Attaching Electronically Active Oligoanilines to Silicon Surfaces

Abstract

Diazonium salt-functionalized oligoanilines have been synthesized and assembled on hydride passivated silicon surfaces for subsequent incorporation into hybrid molecule−silicon device architectures. The targeted oligoanilines were synthesized using Buchwald/Hartwig Pd-catalyzed coupling reactions. A methodology using N-tert-butoxycarbonyl (Boc) protecting groups was essential to prevent N-nitroso formation during the diazotization step and to prevent rapid air oxidation and decomposition of the products. The molecules were assembled on silicon surfaces to form monolayer films, and thermal removal of the Boc protecting groups was achieved by heating the films to 215 °C for 4 h under argon.
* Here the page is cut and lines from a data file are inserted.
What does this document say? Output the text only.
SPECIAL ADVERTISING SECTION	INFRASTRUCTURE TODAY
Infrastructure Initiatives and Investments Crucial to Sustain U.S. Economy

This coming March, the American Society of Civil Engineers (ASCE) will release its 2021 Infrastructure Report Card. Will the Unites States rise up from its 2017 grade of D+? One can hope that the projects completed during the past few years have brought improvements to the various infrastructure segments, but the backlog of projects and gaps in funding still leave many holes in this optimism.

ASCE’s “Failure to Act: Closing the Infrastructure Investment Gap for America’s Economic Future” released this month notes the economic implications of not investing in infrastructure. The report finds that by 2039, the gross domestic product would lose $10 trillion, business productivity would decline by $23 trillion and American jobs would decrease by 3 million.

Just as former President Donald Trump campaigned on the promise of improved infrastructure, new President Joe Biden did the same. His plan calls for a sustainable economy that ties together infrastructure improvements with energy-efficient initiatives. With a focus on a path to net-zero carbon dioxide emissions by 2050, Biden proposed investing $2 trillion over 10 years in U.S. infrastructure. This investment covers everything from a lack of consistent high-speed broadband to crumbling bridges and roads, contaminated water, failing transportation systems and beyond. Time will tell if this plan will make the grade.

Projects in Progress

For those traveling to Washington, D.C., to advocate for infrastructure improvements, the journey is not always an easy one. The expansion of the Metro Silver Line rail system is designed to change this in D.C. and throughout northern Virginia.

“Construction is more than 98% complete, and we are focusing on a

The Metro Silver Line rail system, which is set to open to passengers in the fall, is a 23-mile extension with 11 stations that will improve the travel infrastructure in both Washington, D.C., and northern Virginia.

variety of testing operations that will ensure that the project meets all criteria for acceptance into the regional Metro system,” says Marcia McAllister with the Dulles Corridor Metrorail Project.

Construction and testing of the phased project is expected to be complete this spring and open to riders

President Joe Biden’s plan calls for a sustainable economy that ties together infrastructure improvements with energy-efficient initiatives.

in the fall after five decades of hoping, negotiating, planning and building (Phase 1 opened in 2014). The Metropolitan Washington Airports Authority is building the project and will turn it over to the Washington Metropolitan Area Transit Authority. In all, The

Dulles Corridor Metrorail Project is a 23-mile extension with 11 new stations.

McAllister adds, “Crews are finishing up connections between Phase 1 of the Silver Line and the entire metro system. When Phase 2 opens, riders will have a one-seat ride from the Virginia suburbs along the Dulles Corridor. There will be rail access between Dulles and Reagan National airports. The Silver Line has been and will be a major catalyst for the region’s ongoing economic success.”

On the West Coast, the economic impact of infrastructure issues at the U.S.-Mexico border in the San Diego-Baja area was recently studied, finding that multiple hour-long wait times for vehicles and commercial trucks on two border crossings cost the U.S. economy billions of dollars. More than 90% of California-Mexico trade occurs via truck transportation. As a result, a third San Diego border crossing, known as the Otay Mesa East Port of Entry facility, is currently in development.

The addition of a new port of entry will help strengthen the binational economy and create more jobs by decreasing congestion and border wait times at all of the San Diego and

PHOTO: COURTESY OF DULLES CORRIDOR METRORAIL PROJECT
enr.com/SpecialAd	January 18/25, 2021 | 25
Single-wavelength ellipsometry verified the desired monolayer formation. X-ray photoelectron spectroscopy analysis confirmed the loss of the Boc groups and formation of the requisite oligoaniline monolayers. Assembly of 4 in a Molepore electronic test bed device followed by thermalization and retesting indicated that the current was doubled and a larger hysteresis was obtained after removal of the Boc protecting groups, thus underscoring the efficacy of this two-step assembly process. This study provides a route to interface the highly desirable electronically switching oligoanilines to the surface of highest relevance in the electronics industry, namely silicon, via the sequential Boc-based syntheses, diazonium assembly and final film thermolysis.